Comment by magicalhippo

4 hours ago

But you don't need to specify a GUID for an interface in Delphi, and Blaise uses ARC for both objects and interfaces.

True! But here at least Blaise is consistent. It’s not mixing models.

My real wish for Pascal interfaces is that they are pure. Some of that is not bringing in COM stuff (including recounting) because I think memory management is or should be different to interface-based clean coding. Another: In Delphi if you define a property in an interface, you have to bring in the getter and setter too. And that makes them implicitly public / visible (even if the implementing class declares them as private.) And they must be methods, there’s no way to say “read, but I don’t care how” (where Delphi can normally read fields too.) In other words, the semantic of “I want a property with read access” causes the interface contract to define the implementation, including making public the normally private / internal backing.
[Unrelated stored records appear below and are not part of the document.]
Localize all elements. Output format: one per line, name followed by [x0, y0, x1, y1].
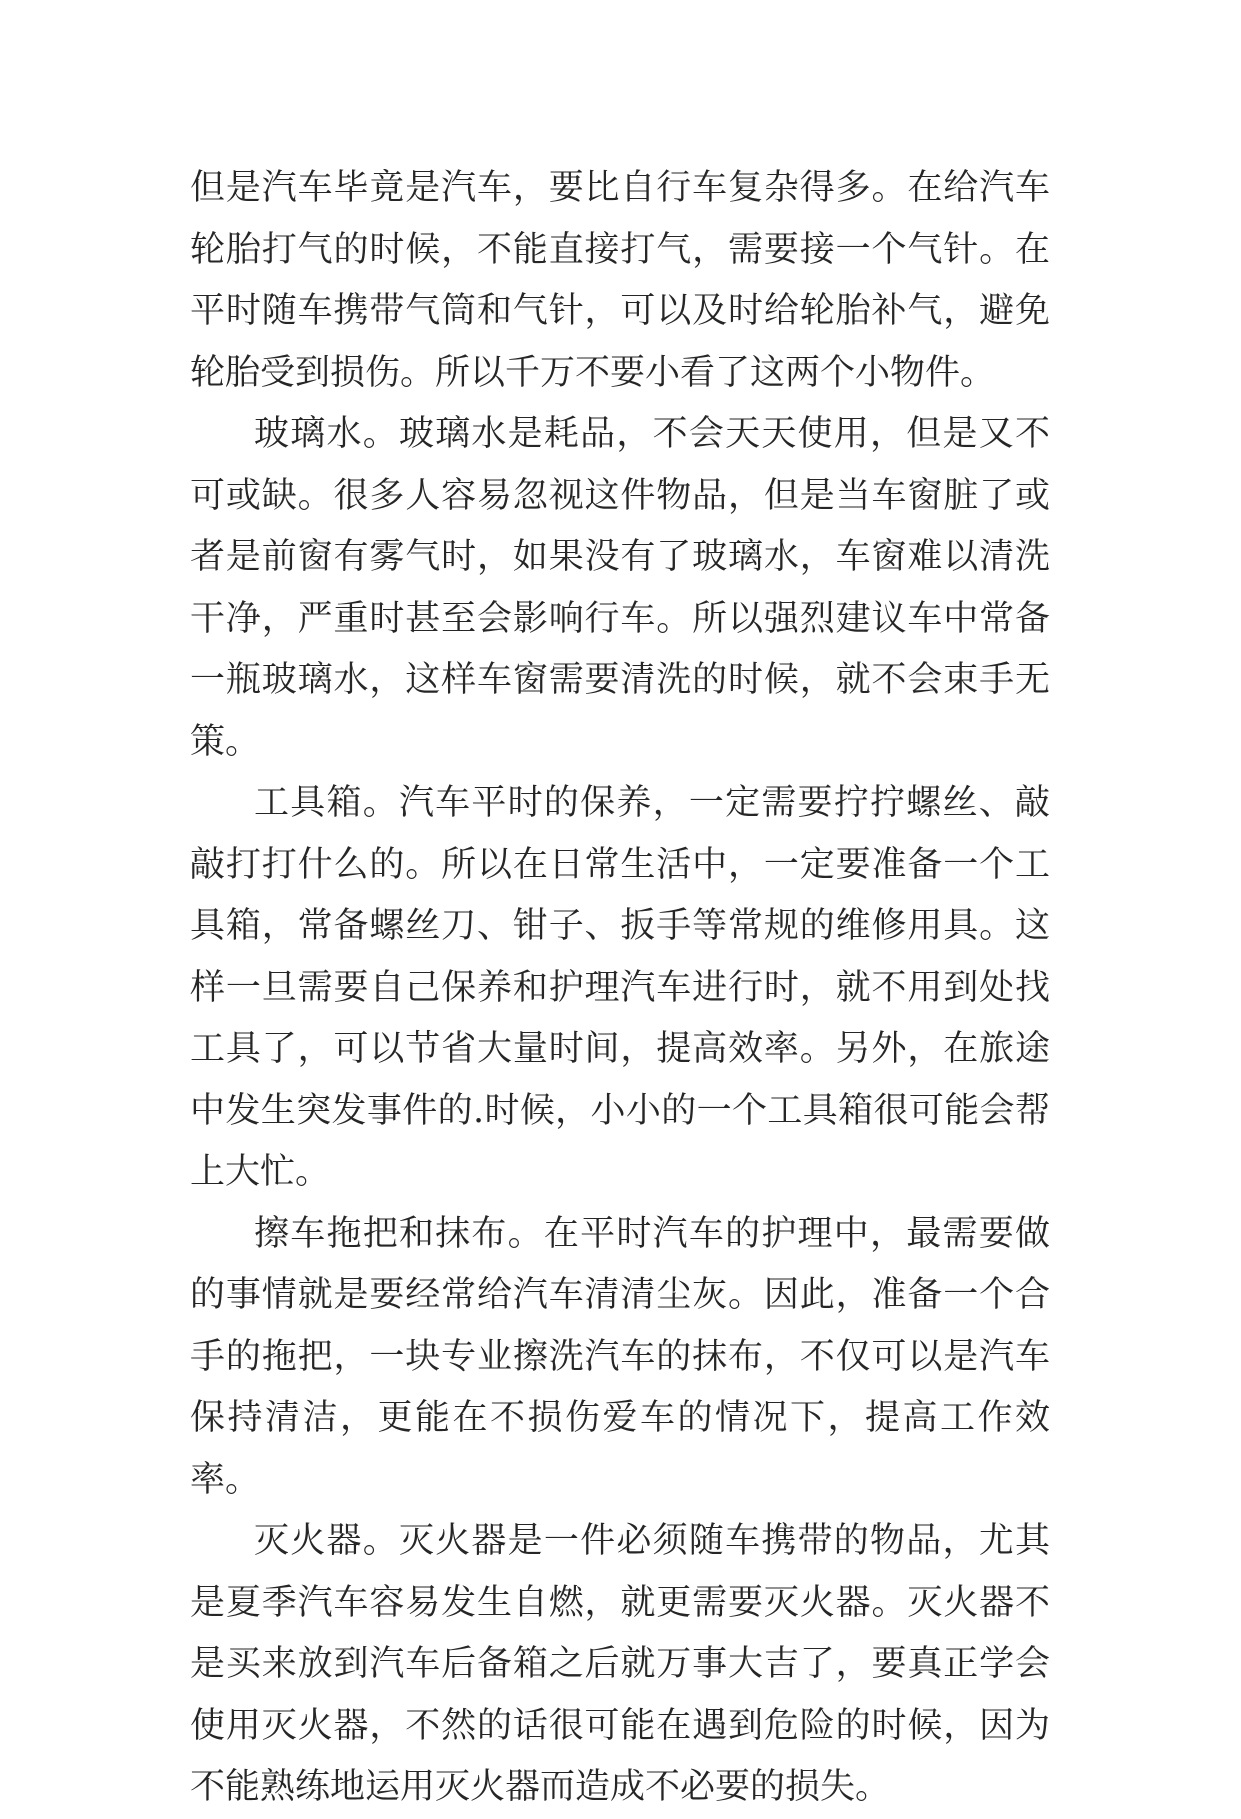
paragraph-fire-extinguisher: 灭火器。灭火器是一件必须随车携带的物品，尤其是夏季汽车容易发生自燃，就更需要灭火器。灭火器不是买来放到汽车后备箱之后就万事大吉了，要真正学会使用灭火器，不然的话很可能在遇到危险的时候，因为不能熟练地运用灭火器而造成不必要的损失。 — [190, 1521, 1050, 1807]
paragraph-washer-fluid: 玻璃水。玻璃水是耗品，不会天天使用，但是又不可或缺。很多人容易忽视这件物品，但是当车窗脏了或者是前窗有雾气时，如果没有了玻璃水，车窗难以清洗干净，严重时甚至会影响行车。所以强烈建议车中常备一瓶玻璃水，这样车窗需要清洗的时候，就不会束手无策。 — [190, 414, 1050, 762]
paragraph-mop-and-cloth: 擦车拖把和抹布。在平时汽车的护理中，最需要做的事情就是要经常给汽车清清尘灰。因此，准备一个合手的拖把，一块专业擦洗汽车的抹布，不仅可以是汽车保持清洁，更能在不损伤爱车的情况下，提高工作效率。 — [190, 1213, 1050, 1500]
paragraph-toolbox: 工具箱。汽车平时的保养，一定需要拧拧螺丝、敲敲打打什么的。所以在日常生活中，一定要准备一个工具箱，常备螺丝刀、钳子、扳手等常规的维修用具。这样一旦需要自己保养和护理汽车进行时，就不用到处找工具了，可以节省大量时间，提高效率。另外，在旅途中发生突发事件的.时候，小小的一个工具箱很可能会帮上大忙。 — [190, 783, 1050, 1192]
paragraph-air-pump: 但是汽车毕竟是汽车，要比自行车复杂得多。在给汽车轮胎打气的时候，不能直接打气，需要接一个气针。在平时随车携带气筒和气针，可以及时给轮胎补气，避免轮胎受到损伤。所以千万不要小看了这两个小物件。 — [190, 168, 1050, 393]
document-body — [190, 158, 1050, 1819]
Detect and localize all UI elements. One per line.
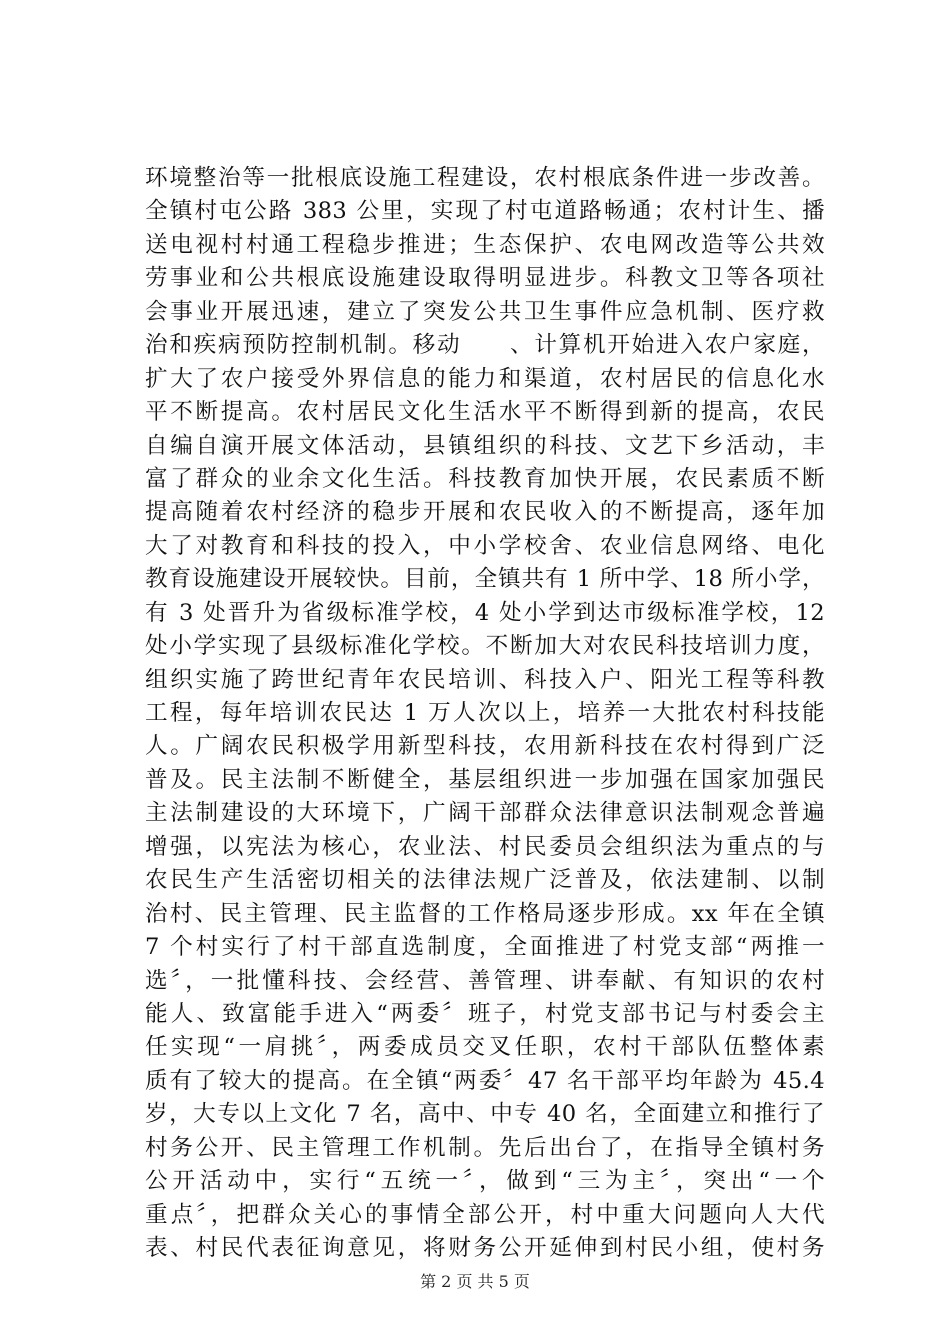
text-line: 富了群众的业余文化生活。科技教育加快开展，农民素质不断 — [145, 465, 825, 492]
page-footer: 第 2 页 共 5 页 — [420, 1272, 530, 1291]
text-line: 公开活动中，实行“五统一〞，做到“三为主〞，突出“一个 — [145, 1168, 825, 1195]
text-line: 能人、致富能手进入“两委〞班子，村党支部书记与村委会主 — [145, 1000, 825, 1027]
text-line: 选〞，一批懂科技、会经营、善管理、讲奉献、有知识的农村 — [145, 967, 825, 994]
text-line: 增强，以宪法为核心，农业法、村民委员会组织法为重点的与 — [145, 833, 825, 860]
text-line: 7 个村实行了村干部直选制度，全面推进了村党支部“两推一 — [145, 934, 825, 961]
text-line: 教育设施建设开展较快。目前，全镇共有 1 所中学、18 所小学， — [145, 566, 825, 593]
text-line: 全镇村屯公路 383 公里，实现了村屯道路畅通；农村计生、播 — [145, 198, 825, 225]
text-line: 有 3 处晋升为省级标准学校，4 处小学到达市级标准学校，12 — [145, 599, 825, 626]
text-line: 岁，大专以上文化 7 名，高中、中专 40 名，全面建立和推行了 — [145, 1101, 825, 1128]
text-line: 提高随着农村经济的稳步开展和农民收入的不断提高，逐年加 — [145, 499, 825, 526]
text-line: 会事业开展迅速，建立了突发公共卫生事件应急机制、医疗救 — [145, 298, 825, 325]
text-line: 自编自演开展文体活动，县镇组织的科技、文艺下乡活动，丰 — [145, 432, 825, 459]
text-line: 农民生产生活密切相关的法律法规广泛普及，依法建制、以制 — [145, 867, 825, 894]
body-text — [145, 162, 825, 1265]
text-line: 组织实施了跨世纪青年农民培训、科技入户、阳光工程等科教 — [145, 666, 825, 693]
text-line: 送电视村村通工程稳步推进；生态保护、农电网改造等公共效 — [145, 231, 825, 258]
text-line: 人。广阔农民积极学用新型科技，农用新科技在农村得到广泛 — [145, 733, 825, 760]
text-line: 村务公开、民主管理工作机制。先后出台了，在指导全镇村务 — [145, 1134, 825, 1161]
text-line: 劳事业和公共根底设施建设取得明显进步。科教文卫等各项社 — [145, 265, 825, 292]
text-line: 工程，每年培训农民达 1 万人次以上，培养一大批农村科技能 — [145, 700, 825, 726]
text-line: 质有了较大的提高。在全镇“两委〞47 名干部平均年龄为 45.4 — [145, 1067, 825, 1094]
text-line: 处小学实现了县级标准化学校。不断加大对农民科技培训力度， — [145, 633, 825, 660]
text-line: 治和疾病预防控制机制。移动 、计算机开始进入农户家庭， — [145, 332, 825, 359]
text-line: 治村、民主管理、民主监督的工作格局逐步形成。xx 年在全镇 — [145, 900, 825, 927]
text-line: 扩大了农户接受外界信息的能力和渠道，农村居民的信息化水 — [145, 365, 825, 392]
text-line: 表、村民代表征询意见，将财务公开延伸到村民小组，使村务 — [145, 1235, 825, 1261]
text-line: 普及。民主法制不断健全，基层组织进一步加强在国家加强民 — [145, 766, 825, 793]
text-line: 环境整治等一批根底设施工程建设，农村根底条件进一步改善。 — [145, 165, 825, 191]
text-line: 平不断提高。农村居民文化生活水平不断得到新的提高，农民 — [145, 399, 825, 426]
text-line: 重点〞，把群众关心的事情全部公开，村中重大问题向人大代 — [145, 1201, 825, 1228]
text-line: 大了对教育和科技的投入，中小学校舍、农业信息网络、电化 — [145, 532, 825, 559]
text-line: 任实现“一肩挑〞，两委成员交叉任职，农村干部队伍整体素 — [145, 1034, 825, 1061]
text-line: 主法制建设的大环境下，广阔干部群众法律意识法制观念普遍 — [145, 800, 825, 827]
Whereas what I really want is to declare “property Foo: Integer read;” and the interface requires that is satisfied, but not how. In other words, interfaces are pure - they don’t bring in extra baggage. You can do that in Oxygene.

  • Being restricted to COM-style interfaces, so no true properties like you say, that I totally get.

    However my question was mostly with the objection against having a GUID, and how Supports() is solved without said GUID, especially since Delphi interfaces doesn't require a GUID in the first place.

    • I guess the language implementer needs to answer how they implement Supports :)

      But within one app, ie not crossing boundaries, perhaps their object model's vtable carries references to the interfaces, so casting of any sort to/from object-interface and interface-to-interface would work, including Supports?